I. Cadre Legislatif : les démarches administratives ,les régulations et mécanismes doivent être simplifiés à l'extrême et entièrement digitalisés (E-Administration ça en est ou ?) et être orientés vers l'octroi/accord par défaut et contrôle à posteriori (contrairement à 1956 l'entrepreneur tunisien sait lire, donc n'est censé ignorer la loi) ... car tant qu'il sera 10 fois plus long de créer un service ou une société dans le domaine digital en Tunisie que dans d'autres pays, celles-ci auront un handicap fatal. Surtout, le secteur digital présente une opportunité de simplification législative exemplaire facile à saisir par le législateur
II. Infrastructure : elle englobe des accès à trés bas couts aux équipements et aux réseaux, un accès à grande échelle à des espaces physiques quasi gratuits pour l'établissement de jeunes sociétés innovantes, un accès grandement facilité aux canaux de distribution et de commercialisation
III. Investissement : les meilleurs stratégies consistent sans doute à rediriger une partie de l'épargne publique en investissements dans la 'Tunisie Digitale', à créer de très fortes incitations aux institutions financières dans la prise de risque sur des sociétés digitales (par exemple, comme fait dans de nombreux pays, garantie jusqu'à 75% des investissements par des organismes publics; quitte à faire des cadeaux aux banques...) à inciter davantage des investissements experts du secteur (étrangers notamment) qui sont plus exigeants sur la qualité des projets et leur rentabilité
IV. Formations : bcp à déjà été dit sur le sujet, quelques notes issues de mes propres recherches : une grande part des formations d'ingénieurs et de techniciens du secteur ont plus de 5 ans de retard sur les pays avancés , 5 ans c'est énorme dans le domaine digital, un tel retard réduit à la fois la productivité et l'univers du possible (le calcul distribué à trés haute performance, l'intelligence artificielle, ... et tout ce qui était de la SF il y a 5-10 ans fait aujourd'hui partie intégrante des systèmes digitaux)
V. Incitations : les formes d'incitations possibles est vaste, la seule limite c'est la capacité des décideurs à étudier sérieusement ce qui se fait dans le monde et à faire preuve de créativité pour les adapter au contexte social et économique.
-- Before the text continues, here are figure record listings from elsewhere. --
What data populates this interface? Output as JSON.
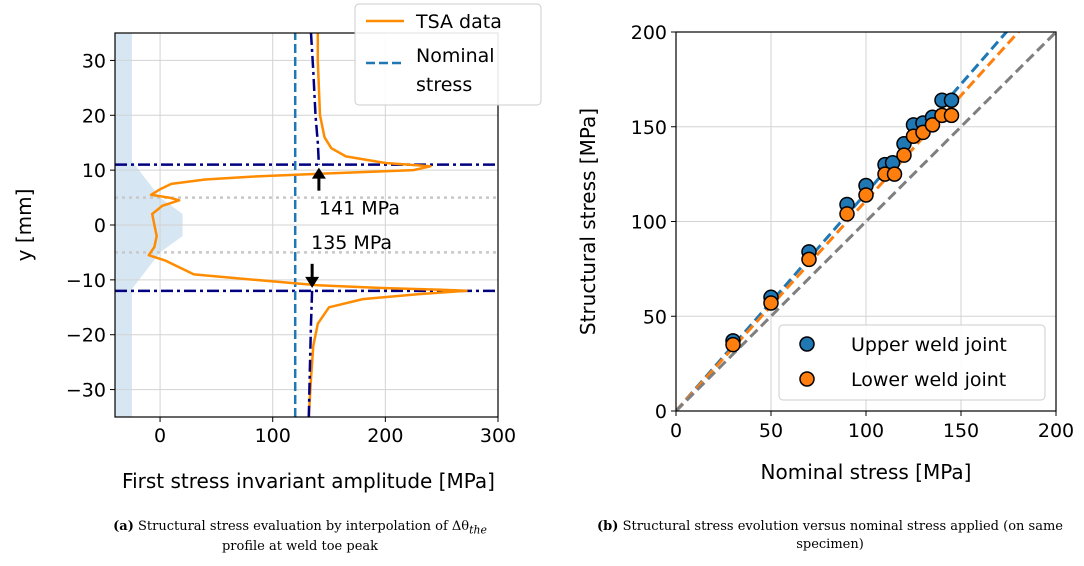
{
  "colors": {
    "tsa": "#ff8c00",
    "nominal": "#1f77b4",
    "navy": "#000080",
    "upper": "#1f77b4",
    "lower": "#ff7f0e",
    "reference": "#7f7f7f",
    "shade": "#d6e6f2",
    "grid": "#d3d3d3",
    "dotted": "#c8c8c8"
  },
  "captions": {
    "a_tag": "(a)",
    "a_text": "Structural stress evaluation by interpolation of Δθ",
    "a_sub": "the",
    "a_text2": "profile at weld toe peak",
    "b_tag": "(b)",
    "b_text": "Structural stress evolution versus nominal stress applied (on same specimen)"
  },
  "chart_data": [
    {
      "type": "line",
      "xlabel": "First stress invariant amplitude [MPa]",
      "ylabel": "y [mm]",
      "xlim": [
        -40,
        300
      ],
      "ylim": [
        -35,
        35
      ],
      "xticks": [
        0,
        100,
        200,
        300
      ],
      "yticks": [
        -30,
        -20,
        -10,
        0,
        10,
        20,
        30
      ],
      "grid": true,
      "legend": {
        "position": "top-right",
        "entries": [
          "TSA data",
          "Nominal\nstress"
        ]
      },
      "series": [
        {
          "name": "TSA data",
          "style": "solid",
          "points": [
            [
              140,
              35
            ],
            [
              140,
              30
            ],
            [
              141,
              25
            ],
            [
              142,
              20
            ],
            [
              146,
              16
            ],
            [
              152,
              14
            ],
            [
              165,
              12.5
            ],
            [
              200,
              11.3
            ],
            [
              240,
              10.7
            ],
            [
              225,
              10
            ],
            [
              150,
              9.4
            ],
            [
              80,
              8.8
            ],
            [
              40,
              8.3
            ],
            [
              10,
              7.5
            ],
            [
              0,
              6.5
            ],
            [
              -8,
              5.5
            ],
            [
              8,
              5
            ],
            [
              17,
              4.5
            ],
            [
              2,
              3.5
            ],
            [
              -7,
              2
            ],
            [
              -5,
              0
            ],
            [
              -3,
              -2
            ],
            [
              -5,
              -4
            ],
            [
              -10,
              -5.5
            ],
            [
              5,
              -6.5
            ],
            [
              30,
              -9
            ],
            [
              85,
              -10
            ],
            [
              140,
              -11
            ],
            [
              200,
              -11.5
            ],
            [
              250,
              -11.8
            ],
            [
              272,
              -12
            ],
            [
              230,
              -12.6
            ],
            [
              180,
              -13.5
            ],
            [
              150,
              -15
            ],
            [
              140,
              -18
            ],
            [
              136,
              -22
            ],
            [
              134,
              -28
            ],
            [
              132,
              -35
            ]
          ]
        },
        {
          "name": "Nominal\nstress",
          "style": "dashed",
          "points": [
            [
              120,
              -35
            ],
            [
              120,
              35
            ]
          ]
        }
      ],
      "fit_curves": [
        {
          "style": "dashdot",
          "points": [
            [
              134,
              35
            ],
            [
              136,
              28
            ],
            [
              138,
              20
            ],
            [
              140,
              15
            ],
            [
              141,
              11
            ]
          ]
        },
        {
          "style": "dashdot",
          "points": [
            [
              135,
              -12
            ],
            [
              134,
              -18
            ],
            [
              133,
              -26
            ],
            [
              132,
              -35
            ]
          ]
        }
      ],
      "horizontal_lines": [
        {
          "y": 11,
          "style": "dashdot"
        },
        {
          "y": -12,
          "style": "dashdot"
        },
        {
          "y": 5,
          "style": "dotted"
        },
        {
          "y": -5,
          "style": "dotted"
        }
      ],
      "shaded_region": [
        [
          -40,
          13
        ],
        [
          -30,
          13
        ],
        [
          -15,
          9
        ],
        [
          0,
          5
        ],
        [
          20,
          2
        ],
        [
          20,
          -2
        ],
        [
          0,
          -5
        ],
        [
          -15,
          -9
        ],
        [
          -30,
          -13
        ],
        [
          -40,
          -13
        ]
      ],
      "shaded_band": {
        "x_from": -40,
        "x_to": -25
      },
      "annotations": [
        {
          "text": "141 MPa",
          "arrow_at": [
            141,
            11
          ],
          "direction": "up"
        },
        {
          "text": "135 MPa",
          "arrow_at": [
            135,
            -12
          ],
          "direction": "down"
        }
      ]
    },
    {
      "type": "scatter",
      "xlabel": "Nominal stress [MPa]",
      "ylabel": "Structural stress [MPa]",
      "xlim": [
        0,
        200
      ],
      "ylim": [
        0,
        200
      ],
      "xticks": [
        0,
        50,
        100,
        150,
        200
      ],
      "yticks": [
        0,
        50,
        100,
        150,
        200
      ],
      "grid": true,
      "legend": {
        "position": "bottom-right"
      },
      "series": [
        {
          "name": "Upper weld joint",
          "points": [
            [
              30,
              37
            ],
            [
              50,
              60
            ],
            [
              70,
              84
            ],
            [
              90,
              109
            ],
            [
              100,
              119
            ],
            [
              110,
              130
            ],
            [
              114,
              131
            ],
            [
              120,
              141
            ],
            [
              125,
              151
            ],
            [
              130,
              152
            ],
            [
              135,
              155
            ],
            [
              140,
              164
            ],
            [
              145,
              164
            ]
          ]
        },
        {
          "name": "Lower weld joint",
          "points": [
            [
              30,
              35
            ],
            [
              50,
              57
            ],
            [
              70,
              80
            ],
            [
              90,
              104
            ],
            [
              100,
              114
            ],
            [
              110,
              125
            ],
            [
              115,
              125
            ],
            [
              120,
              135
            ],
            [
              125,
              145
            ],
            [
              130,
              147
            ],
            [
              135,
              151
            ],
            [
              140,
              156
            ],
            [
              145,
              156
            ]
          ]
        }
      ],
      "fit_lines": [
        {
          "series": "Upper weld joint",
          "slope": 1.15,
          "style": "dashed"
        },
        {
          "series": "Lower weld joint",
          "slope": 1.11,
          "style": "dashed"
        },
        {
          "series": "reference",
          "slope": 1.0,
          "style": "dashed"
        }
      ]
    }
  ]
}
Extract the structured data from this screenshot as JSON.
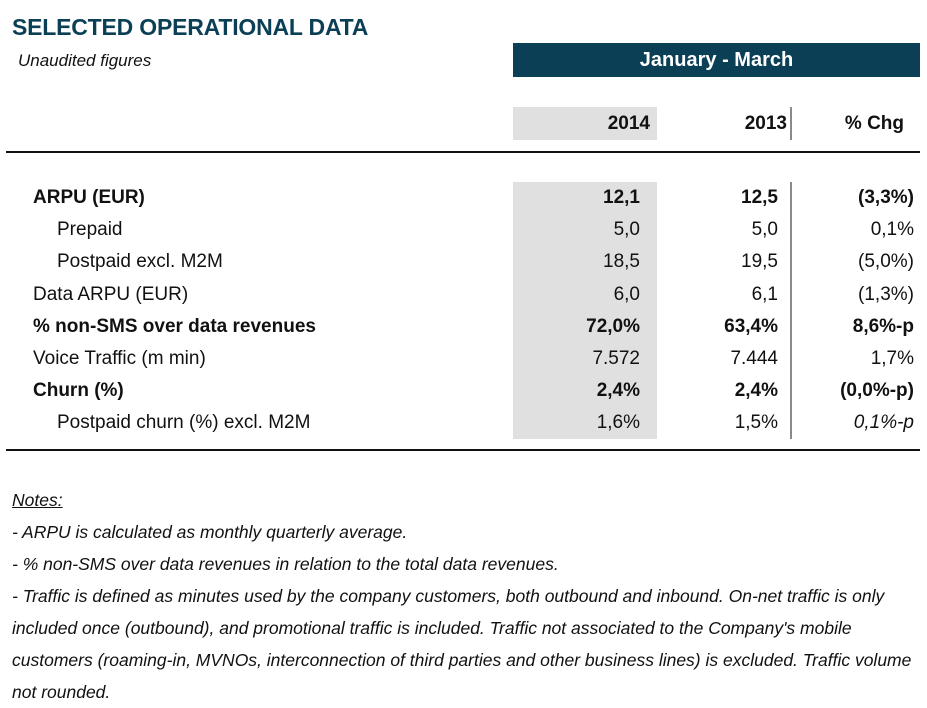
{
  "header": {
    "title": "SELECTED OPERATIONAL DATA",
    "subtitle": "Unaudited figures",
    "period": "January - March"
  },
  "columns": {
    "year_current": "2014",
    "year_prior": "2013",
    "change": "% Chg"
  },
  "rows": [
    {
      "label": "ARPU (EUR)",
      "v2014": "12,1",
      "v2013": "12,5",
      "chg": "(3,3%)",
      "style": "bold"
    },
    {
      "label": "Prepaid",
      "v2014": "5,0",
      "v2013": "5,0",
      "chg": "0,1%",
      "style": "indent"
    },
    {
      "label": "Postpaid excl. M2M",
      "v2014": "18,5",
      "v2013": "19,5",
      "chg": "(5,0%)",
      "style": "indent"
    },
    {
      "label": "Data ARPU (EUR)",
      "v2014": "6,0",
      "v2013": "6,1",
      "chg": "(1,3%)",
      "style": "normal"
    },
    {
      "label": "% non-SMS over data revenues",
      "v2014": "72,0%",
      "v2013": "63,4%",
      "chg": "8,6%-p",
      "style": "bold"
    },
    {
      "label": "Voice Traffic (m min)",
      "v2014": "7.572",
      "v2013": "7.444",
      "chg": "1,7%",
      "style": "normal"
    },
    {
      "label": "Churn (%)",
      "v2014": "2,4%",
      "v2013": "2,4%",
      "chg": "(0,0%-p)",
      "style": "bold"
    },
    {
      "label": "Postpaid churn (%) excl. M2M",
      "v2014": "1,6%",
      "v2013": "1,5%",
      "chg": "0,1%-p",
      "style": "indent-italic-chg"
    }
  ],
  "notes": {
    "title": "Notes:",
    "items": [
      "- ARPU is calculated as monthly quarterly average.",
      "- % non-SMS over data revenues in relation to the total data revenues.",
      "- Traffic is defined as minutes used by the company customers, both outbound and inbound. On-net traffic is only included once (outbound), and promotional traffic is included. Traffic not associated to the Company's mobile customers (roaming-in, MVNOs, interconnection of third parties and other business lines) is excluded. Traffic volume not rounded."
    ]
  },
  "colors": {
    "brand": "#0a3f55",
    "shade": "#e0e0e0"
  }
}
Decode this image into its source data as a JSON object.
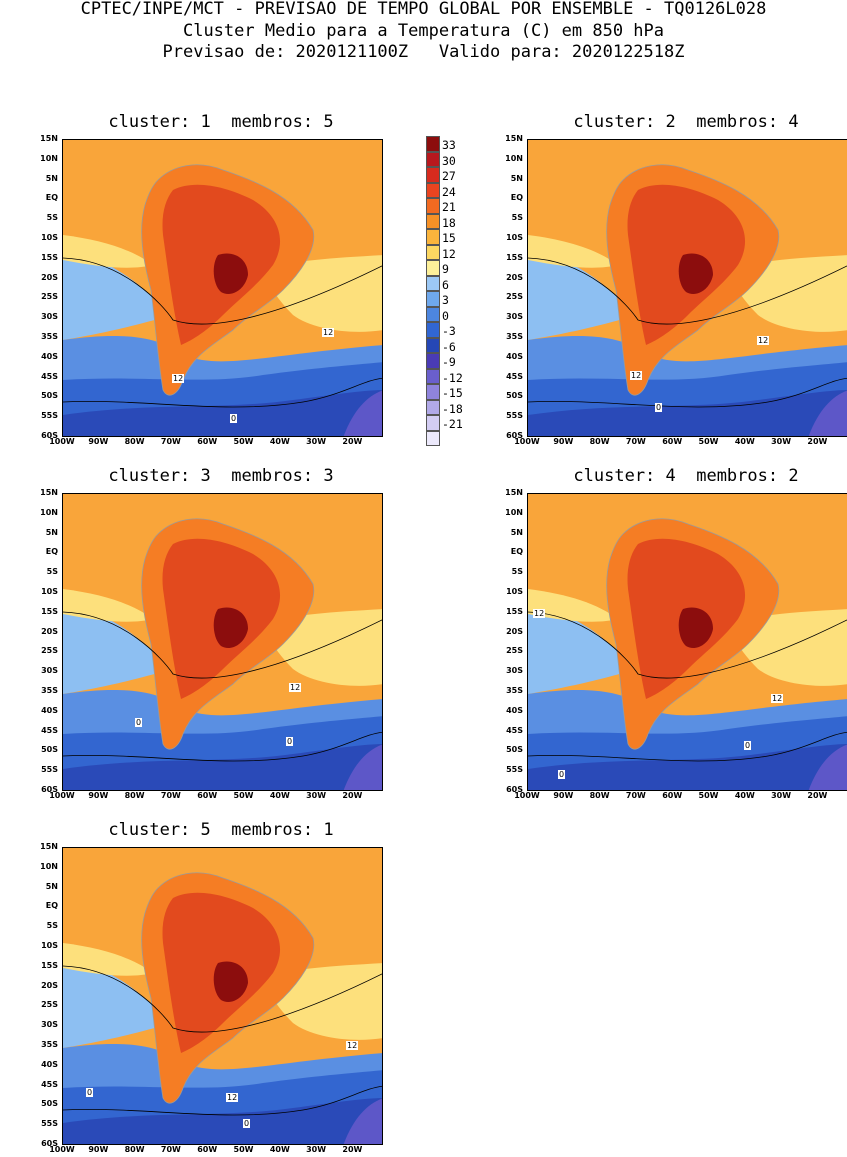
{
  "header": {
    "line1": "CPTEC/INPE/MCT - PREVISAO DE TEMPO GLOBAL POR ENSEMBLE - TQ0126L028",
    "line2": "Cluster Medio para a Temperatura (C) em 850 hPa",
    "line3": "Previsao de: 2020121100Z   Valido para: 2020122518Z"
  },
  "panels": [
    {
      "title": "cluster: 1  membros: 5",
      "contours": [
        "12",
        "12",
        "0"
      ]
    },
    {
      "title": "cluster: 2  membros: 4",
      "contours": [
        "12",
        "12",
        "0"
      ]
    },
    {
      "title": "cluster: 3  membros: 3",
      "contours": [
        "12",
        "0",
        "0"
      ]
    },
    {
      "title": "cluster: 4  membros: 2",
      "contours": [
        "12",
        "12",
        "0",
        "0"
      ]
    },
    {
      "title": "cluster: 5  membros: 1",
      "contours": [
        "12",
        "12",
        "0",
        "0"
      ]
    }
  ],
  "axes": {
    "lat_ticks": [
      "15N",
      "10N",
      "5N",
      "EQ",
      "5S",
      "10S",
      "15S",
      "20S",
      "25S",
      "30S",
      "35S",
      "40S",
      "45S",
      "50S",
      "55S",
      "60S"
    ],
    "lon_ticks": [
      "100W",
      "90W",
      "80W",
      "70W",
      "60W",
      "50W",
      "40W",
      "30W",
      "20W"
    ]
  },
  "colorbar": {
    "labels": [
      "33",
      "30",
      "27",
      "24",
      "21",
      "18",
      "15",
      "12",
      "9",
      "6",
      "3",
      "0",
      "-3",
      "-6",
      "-9",
      "-12",
      "-15",
      "-18",
      "-21"
    ],
    "colors": [
      "#8c0d0d",
      "#b8181e",
      "#d72b1e",
      "#ea4420",
      "#f26a21",
      "#f79126",
      "#fab43c",
      "#fcd762",
      "#fdf09a",
      "#9cc8f5",
      "#6fa8ec",
      "#4d86df",
      "#3166d2",
      "#2547b6",
      "#4a3bb5",
      "#6a5fcc",
      "#8f84dc",
      "#b1a9e8",
      "#d3cdf3",
      "#ece9fb"
    ]
  },
  "colors": {
    "hot": "#8c0d0d",
    "red": "#e24a1e",
    "orange": "#f57d24",
    "lorange": "#f9a53a",
    "yellow": "#fde07c",
    "lblue": "#8dbff2",
    "blue": "#5a8fe2",
    "dblue": "#3366d0",
    "navy": "#2a4ab8",
    "purple": "#5d57c8"
  }
}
Le bénéfice est avant tout psychologique : montrer aux jeunes tunisiens que leur pays leur fait confiance pour construire la 'Tunisie Digitale', au lieu de leur préférer entreprises internationales 'de renom' (certes choisies et financées par la banque mondiale...), ça permettra peut être de retenir les meilleurs d'entre eux , qui aujourd'hui sont littéralement contraints de proposer leurs services dans d'autres pays.
* pas trés 'Tunisie Créative' comme nom :-)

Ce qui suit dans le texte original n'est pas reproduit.